The baseline assessment provider chosen by more than half of England’s primary schools last year is expecting its numbers to plummet following the government’s decision to abandon the tests as a progress measure.
Jan Dubiel, Early Excellence’s national development manager, told Schools Week that schools were still signing up to his company’s assessment, but he projected that “by the end of May we will be in the low thousands”. Last year the organisation signed up more than 12,000 primary schools.
The Department for Education (DfE) announced last month that the controversial tests will no longer be used to track school performance in official tables.
The decision came in the wake of a comparability study, first received by the department on January 6 but not published until last month, which showed the three approved assessments were not comparable. This confirmed a Schools Week’s investigation that also revealed the report was sitting in the department back in February.

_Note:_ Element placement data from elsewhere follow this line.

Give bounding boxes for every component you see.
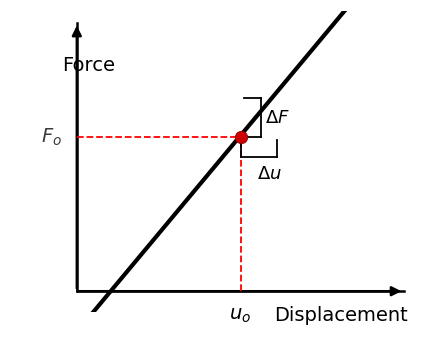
Text: $\Delta u$: $\Delta u$ <box>257 164 282 183</box>
Text: $\Delta F$: $\Delta F$ <box>265 109 290 127</box>
Text: $u_o$: $u_o$ <box>229 306 252 325</box>
Text: Displacement: Displacement <box>274 306 408 325</box>
Text: $F_o$: $F_o$ <box>42 127 62 148</box>
Text: Force: Force <box>62 56 115 75</box>
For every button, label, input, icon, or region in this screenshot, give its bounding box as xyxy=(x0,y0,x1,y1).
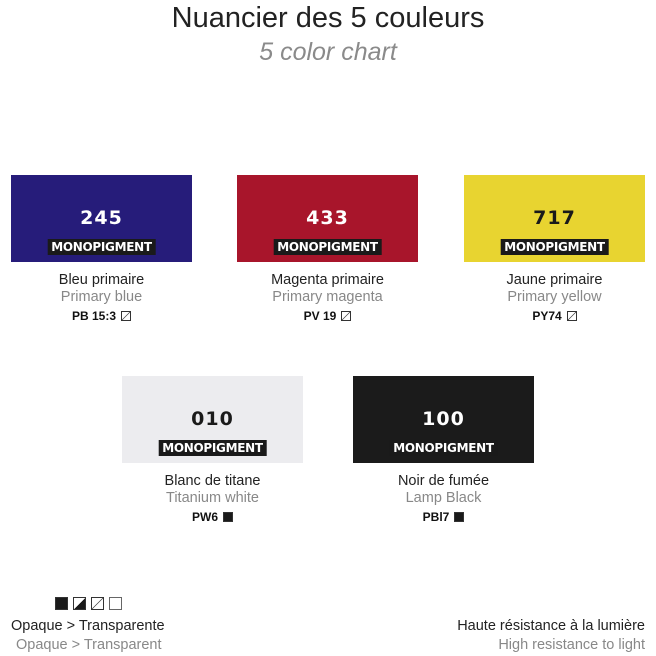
pigment-code: PW6 xyxy=(191,510,218,524)
semi-transparent-icon xyxy=(121,311,132,321)
pigment-code-row: PBl7 xyxy=(353,510,534,524)
pigment-code-row: PV 19 xyxy=(237,309,418,323)
opacity-legend-icons xyxy=(55,597,122,610)
color-name-fr: Noir de fumée xyxy=(397,473,490,489)
color-name-en: Primary yellow xyxy=(507,289,602,305)
color-name-en: Titanium white xyxy=(166,490,259,506)
transparent-icon xyxy=(109,597,122,610)
color-number: 010 xyxy=(191,408,234,430)
color-card: 010 MONOPIGMENT Blanc de titane Titanium… xyxy=(122,376,303,524)
pigment-code: PB 15:3 xyxy=(71,309,117,323)
opaque-icon xyxy=(223,512,233,522)
semi-transparent-icon xyxy=(341,311,352,321)
monopigment-badge: MONOPIGMENT xyxy=(47,239,156,255)
opaque-icon xyxy=(454,512,465,522)
color-name-fr: Magenta primaire xyxy=(271,272,384,288)
pigment-code-row: PW6 xyxy=(122,510,303,524)
opacity-legend-en: Opaque > Transparent xyxy=(16,637,162,653)
color-name-en: Lamp Black xyxy=(405,490,482,506)
pigment-code: PBl7 xyxy=(422,510,450,524)
pigment-code-row: PY74 xyxy=(464,309,645,323)
color-swatch: 100 MONOPIGMENT xyxy=(353,376,534,463)
color-swatch: 010 MONOPIGMENT xyxy=(122,376,303,463)
semi-opaque-icon xyxy=(73,597,86,610)
color-name-en: Primary blue xyxy=(60,289,143,305)
color-name-fr: Bleu primaire xyxy=(58,272,145,288)
semi-transparent-icon xyxy=(91,597,104,610)
page-subtitle: 5 color chart xyxy=(259,38,397,66)
color-name-fr: Jaune primaire xyxy=(506,272,603,288)
monopigment-badge: MONOPIGMENT xyxy=(158,440,267,456)
pigment-code: PV 19 xyxy=(303,309,337,323)
color-card: 100 MONOPIGMENT Noir de fumée Lamp Black… xyxy=(353,376,534,524)
color-swatch: 245 MONOPIGMENT xyxy=(11,175,192,262)
color-number: 717 xyxy=(533,207,576,229)
light-legend-fr: Haute résistance à la lumière xyxy=(457,618,645,634)
color-number: 433 xyxy=(306,207,349,229)
light-legend-en: High resistance to light xyxy=(498,637,645,653)
monopigment-badge: MONOPIGMENT xyxy=(273,239,382,255)
pigment-code-row: PB 15:3 xyxy=(11,309,192,323)
color-swatch: 717 MONOPIGMENT xyxy=(464,175,645,262)
monopigment-badge: MONOPIGMENT xyxy=(500,239,609,255)
opacity-legend-fr: Opaque > Transparente xyxy=(11,618,165,634)
color-number: 100 xyxy=(422,408,465,430)
color-card: 245 MONOPIGMENT Bleu primaire Primary bl… xyxy=(11,175,192,323)
color-card: 717 MONOPIGMENT Jaune primaire Primary y… xyxy=(464,175,645,323)
monopigment-badge: MONOPIGMENT xyxy=(389,440,498,456)
semi-transparent-icon xyxy=(566,311,577,321)
pigment-code: PY74 xyxy=(532,309,562,323)
color-number: 245 xyxy=(80,207,123,229)
color-swatch: 433 MONOPIGMENT xyxy=(237,175,418,262)
color-name-en: Primary magenta xyxy=(272,289,383,305)
page-title: Nuancier des 5 couleurs xyxy=(171,2,485,34)
color-card: 433 MONOPIGMENT Magenta primaire Primary… xyxy=(237,175,418,323)
opaque-icon xyxy=(55,597,68,610)
color-name-fr: Blanc de titane xyxy=(164,473,261,489)
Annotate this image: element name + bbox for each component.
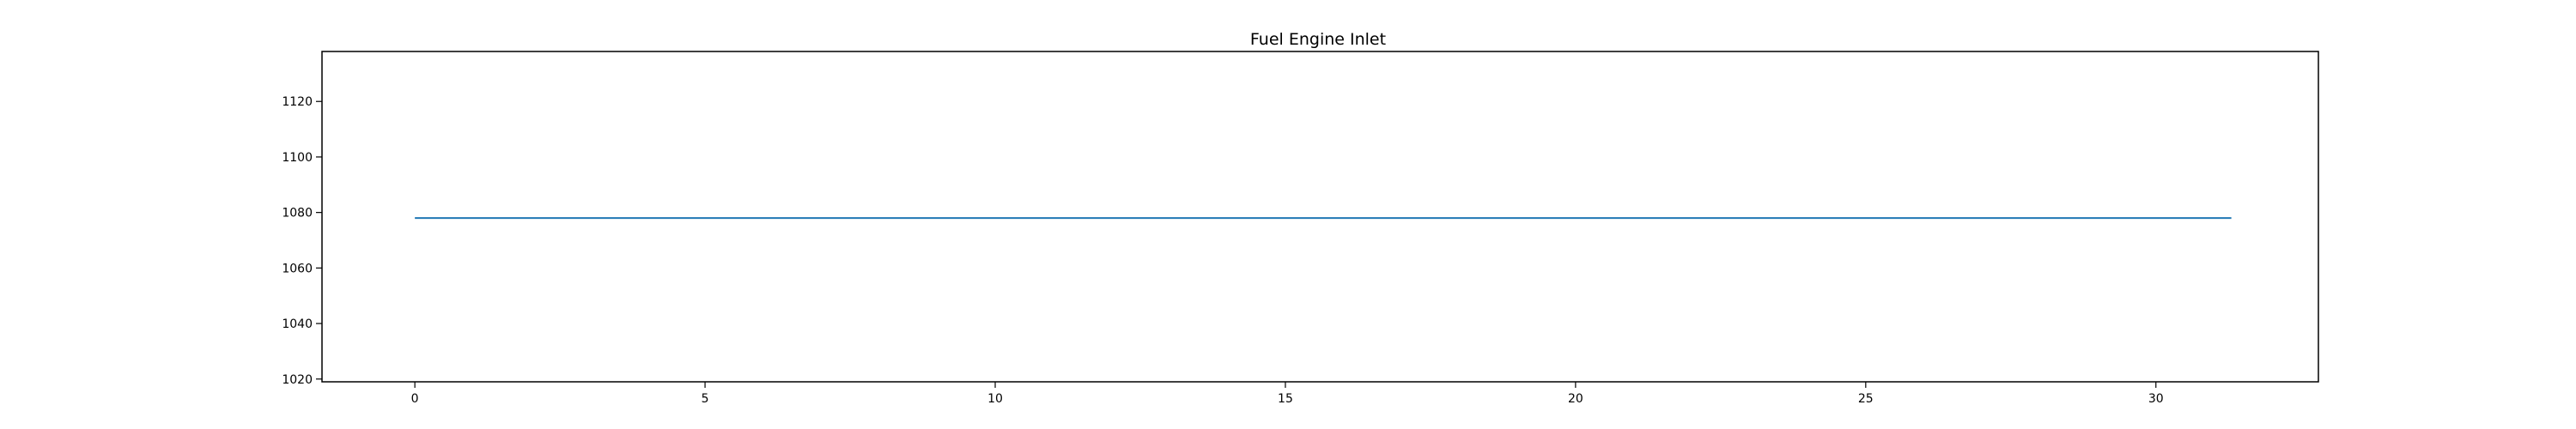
y-tick-label: 1040	[282, 317, 313, 331]
x-tick-label: 5	[702, 392, 709, 406]
y-axis: 1020 1040 1060 1080 1100 1120	[282, 95, 322, 387]
y-tick-label: 1080	[282, 207, 313, 221]
y-tick-label: 1100	[282, 151, 313, 165]
x-axis: 0 5 10 15 20 25 30	[411, 382, 2164, 406]
x-tick-label: 0	[411, 392, 419, 406]
x-tick-label: 30	[2148, 392, 2164, 406]
y-tick-label: 1060	[282, 262, 313, 275]
chart-title: Fuel Engine Inlet	[1250, 30, 1386, 49]
y-tick-label: 1120	[282, 95, 313, 109]
x-tick-label: 20	[1568, 392, 1583, 406]
x-tick-label: 25	[1858, 392, 1874, 406]
x-tick-label: 15	[1278, 392, 1293, 406]
x-tick-label: 10	[987, 392, 1003, 406]
plot-frame	[321, 51, 2319, 383]
plot-area	[322, 51, 2318, 382]
y-tick-label: 1020	[282, 373, 313, 387]
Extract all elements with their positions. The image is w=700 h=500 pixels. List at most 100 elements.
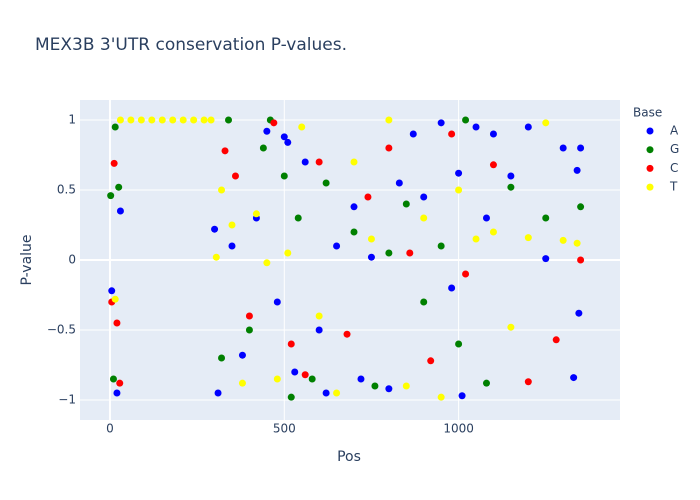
point	[200, 116, 208, 124]
y-tick-label: 0	[68, 253, 76, 267]
point	[542, 255, 550, 263]
x-tick-label: 0	[106, 422, 114, 436]
point	[214, 389, 222, 397]
point	[420, 298, 428, 306]
point	[542, 214, 550, 222]
point	[212, 253, 220, 261]
x-axis-title: Pos	[337, 449, 361, 465]
point	[350, 158, 358, 166]
point	[367, 253, 375, 261]
point	[437, 393, 445, 401]
point	[559, 144, 567, 152]
point	[259, 144, 267, 152]
y-tick-label: 1	[68, 113, 76, 127]
point	[437, 119, 445, 127]
point	[524, 123, 532, 131]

Providers of the ditched tests said they were always aware of the study, but claimed their approaches were never going to be comparable because the approved assessments were not designed to be similar.
The assessments, introduced last autumn, required teachers to test four and five-year-olds in their first weeks in the classroom so their progress could be measured throughout primary school.
Teachers criticised the tests as a distraction and several unions called on school leaders to withdraw while they were still optional.
Primary schools can continue using the tests, which will be funded by the DfE for another year, but there is little incentive now they will not be used to track progress.
Dubiel said Early Excellence’s assessment, a model that involves observations rather than formal tests, was “getting quite a broad response” considering schools did not have to use it now.
“We will wait and see how it goes,” he said.
“What we found last year was that it took a while for schools to start signing up and then as time got to the end, because there was a cut-off date, the numbers generated so that might happen again.”
Rob Coe, director of Durham University’s Centre for Evaluation and Monitoring, another approved provider, said his company had also received a “good” response following the DfE announcement last month.
“We were a bit uncertain whether a lot of schools would want to pull out but it doesn’t look that way at the moment,” he said.
“I don’t know what the total numbers will be but it is more positive that I had perhaps worried about.
“It may not be part of accountability now but it is still part of wanting to track where children are at and how they are going.”
A spokesperson for the National Foundation for Educational Research, the third provider, said their recruitment numbers “remain confidential” but that there had been “continued interest” in its assessments although “it is early for schools to order”.
The jettisoning of the tests was just one in a number of troubles for primary testing this year.
The spelling, punctuation and grammar tests for all year 2 pupils were scrapped last month after material had been accidentally released months in advance, and answers to a key stage 2 English test, sat by pupils earlier this week, were also leaked online.